On the other hand, the Ukrainian head of state said that he would like to meet with his Russian counterpart, Vladimir Putin, in the framework of a new meeting of the Normandy Quartet to find solutions on the situation in eastern Ukraine.

The last diplomatic meeting in the quartet format took place in December 2019.

In Moscow, Kremlin spokesman Dmitri Peskov immediately regretted Zelensky’s words about the possibility of war, adding that he did not want to comment on “apocalyptic scenarios”.

The Normandy Quartet is formed by Russia, Ukraine, France and Germany.

The Contact Group, another diplomatic format on the situation in the region, is composed of Ukraine, Russia and the Organization for Security and Cooperation in Europe (OSCE).

The conflict in eastern Ukraine between the Ukrainian army and pro-Russian militias broke out in the spring of 2014 and to date has claimed the lives of 14,000 people.

Nord Stream 2 pipeline.

Zelensky’s statements come on the same day that the completion of the controversial Franco-German pipeline Nord Stream 2 was announced.

Shortly before Zelensky’s statements in Kiev, the spokesman for the head of state of Ukraine told France Presse that the country would “struggle” against the exploitation of the pipeline.

“The president (Volodymyr Zelensky) has always said that Ukraine will fight against this Russian political project, during and after construction and after distribution begins,” said Segiy Nikirof, spokesman for the Ukrainian head of state.

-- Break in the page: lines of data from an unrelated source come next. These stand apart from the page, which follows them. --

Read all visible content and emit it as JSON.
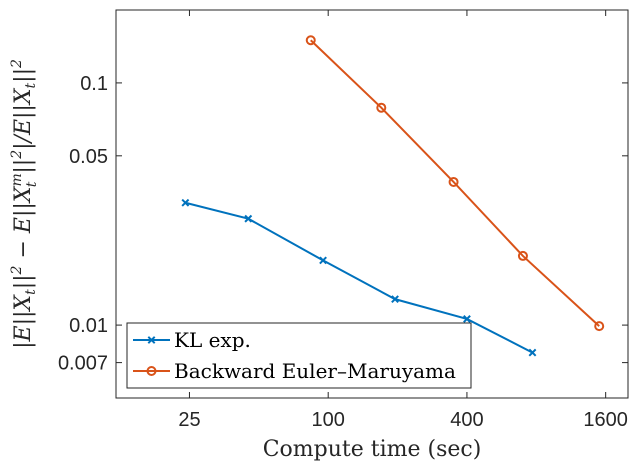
{
  "chart_data": {
    "type": "line",
    "xlabel": "Compute time (sec)",
    "ylabel": "|E||X_t||² − E||X_t^m||²| / E||X_t||²",
    "xscale": "log",
    "yscale": "log",
    "xlim": [
      12,
      2000
    ],
    "ylim": [
      0.005,
      0.2
    ],
    "xticks": [
      25,
      100,
      400,
      1600
    ],
    "xtick_labels": [
      "25",
      "100",
      "400",
      "1600"
    ],
    "yticks": [
      0.007,
      0.01,
      0.05,
      0.1
    ],
    "ytick_labels": [
      "0.007",
      "0.01",
      "0.05",
      "0.1"
    ],
    "grid": false,
    "legend_position": "bottom-left",
    "series": [
      {
        "name": "KL exp.",
        "color": "#0072BD",
        "marker": "x",
        "x": [
          24,
          45,
          95,
          195,
          400,
          770
        ],
        "y": [
          0.032,
          0.0275,
          0.0185,
          0.0128,
          0.0106,
          0.0077
        ]
      },
      {
        "name": "Backward Euler–Maruyama",
        "color": "#D95319",
        "marker": "o",
        "x": [
          84,
          170,
          350,
          700,
          1500
        ],
        "y": [
          0.15,
          0.079,
          0.039,
          0.0193,
          0.0099
        ]
      }
    ]
  }
}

Gazprom company announced this Friday that the Nord Stream 2 gas pipeline, between Russia and Germany, is “completely completed”.

The project was even postponed due to threats of US sanctions and geopolitical tensions.

The undersea pipeline in the Baltic Sea is expected to double Russian gas deliveries to Germany.

For the United States and European detractors of the project, the pipeline will make a lasting increase in European energy dependence on Russia.

German Chancellor Angela Merkel and Russian President Vladimir Putin have insisted over the past few years that Nord Stream was a purely commercial project, without any political character.

The new pipeline, with a transport capacity of 55 billion cubic meters of gas annually, has a length of 1,230 kilometers under the Baltic Sea establishing the same route as Nord Stream 1, which has been operating since 2012.

In recent years, the project has been criticized by Washington, as well as by Ukraine, which sees the geopolitical position weakened by the operation of the gas pipeline between Russia and Germany.

The US position changed under President Joe Biden’s Administration, which reached a compromise between Washington and Berlin on the matter.

For Ukraine, the pipeline could deprive Kiev of at least US$1.5 billion a year that it receives for the transit of Russian gas through Ukrainian territory and destined for the European bloc.

In August, the German chancellor said in Ukraine that Berlin would “do everything” to extend the Russian-Ukrainian transit contract that formally expires in 2024.

At the same time, Ukrainian President Volodymyr Zelensky asked Merkel to consider Nord Stream 2 a “dangerous geopolitical weapon”.